軟酥(なんそ)の法

渡辺克敬(わたなべ かつゆき)

2014年12月16日 22:59

 日本に 過ぎたるものが 二つある
             駿河の富士に 原の白隠

 沼津市の原に松蔭寺というお寺があります。松蔭寺を本拠にして活動し、広く人々に親しまれた稀代のお坊さんがいました。白隠禅師、白隠さんです。

 白隠禅師は1685年に原で生まれました。子供の頃より頭脳明晰で信心にも縁があり、12才の頃には出家を考えていたほどでした。当初は両親の反対もありましたが、15才の時には出家して松蔭寺に入りました。その後あれやこれやがありました。そして26才の頃、長年の激しい修行のためか、神経症と結核にかかってしまいました。鍼灸・薬など様々な治療も効無く次第に衰弱していったのです。
そんな時に、京都にいる白幽という仙人のような隠遁者の話を聞きました。すがるような思いで白幽仙人を訪ねていきます。そこで白幽仙人から授かったのが「内観の秘法」と「軟酥の法」という心身のセルフコントロールによる健康回復・心身強化の技術です。呼吸法やイメージによる心身の変性を手段とした技法で気功や自律訓練法とも多くの共通点があるものです。その理論には陰陽五行説など東洋医学の思想が根底にあるようです。

 軟酥の法は、まず、自分の頭の上に軟酥が載っている、とイメージするところから始まります。
「軟酥」というのは、色美しく香り高い仙人の秘薬を練り合わせて、鴨卵の大きさにしたものです。もちろん想像上の産物です。頭の上の軟酥は、暫くすると体温で溶け始めます。液状になった軟酥は頭の中にもしみ込んでいきます。頭から肩へ、肩から両腕・内臓・両下肢というように全身の組織に溶け込んでゆっくりと流れていきます。
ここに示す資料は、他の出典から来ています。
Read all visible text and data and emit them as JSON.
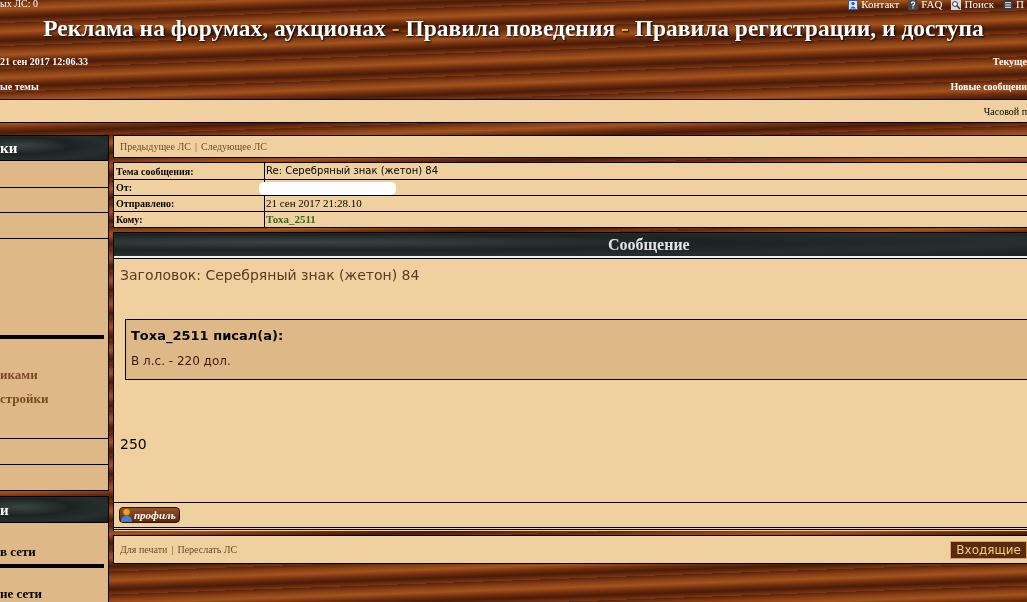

この流れは、身体の中にある苦悶・しこりなどの悪しき物をも溶かして流れていきます。こうして流れてきた軟酥は足元にたまり、やがて、下半身を浸すようになります。これは、丁度世界中の秘薬を煎じた桶の中に腰まで漬かっているようなものです。こうしていると、周囲には妙香が立ち込めて、身体にはエネルギーが充満してきます。長年の苦悩は消失し内臓は調和して、内分泌は旺盛になります。
 高度のリラックスと集中がバランス良く整った状態で、鮮明なイメージを以って身体に働きかける~これが、軟酥の法の眼目です。身体と心を調整していくと、身体が心の働きに素直に感応してきます。自律訓練法などでも、イメージや言葉を使う事で心拍・呼吸・皮膚温などをコントロールしますが、こうした心身の働きを使って、機能の悪くなった心身を再調整するのが軟酥の法です。
イメージでそんなに身体が変わるものか、と思う方もいるかもしれません。1つの例として、レモンや梅干を想像した時の事を考えてください。前日に実際に食べていて記憶が鮮明であれば、その記憶をリアルに再現すれば、瞬く間に口の中に唾液が溢れてきます。反対にただ意思の力で、唾液を口の中に満たしてみよう、といくら努力しても口は緊張でカラカラになるのが関の山です。イメージの力は侮れません。それを訓練によって高めていけば、どれほどの事が出来るでしょうか。心身の操作という事に関しては、ただの精神論や根性とは違う次元の「技術としての心や意識の使い方」というものが存在しています。

 こうした優れた技法がマイナーなまま現在に至っているというのは、効果はあっても、習得・実践に努力を要するせいかもしれません。また、多くの人は見えない技術という事を理解しにくいのかもしれません。反対に途切れることなく伝わっているという事は、実践してきた人達が、そのすばらしい効果を伝えてきたからであるとも言えます。
軟酥の法は白隠禅師の「夜船閑話(やせんかんな)」という本に記されています。夜船閑話はもともと白隠禅師の覚書でした。その内容が不老長寿に関係しており長命の秘訣が書かれている、と聞きつけた松月堂という本屋さんがいました。松月堂は出版したいという手紙を白隠禅師によこしました。白隠禅師は世の人の為になる事ならと快諾しました。こうして貴重な草稿は世に出る事になって、私も目にする事が出来たという次第です。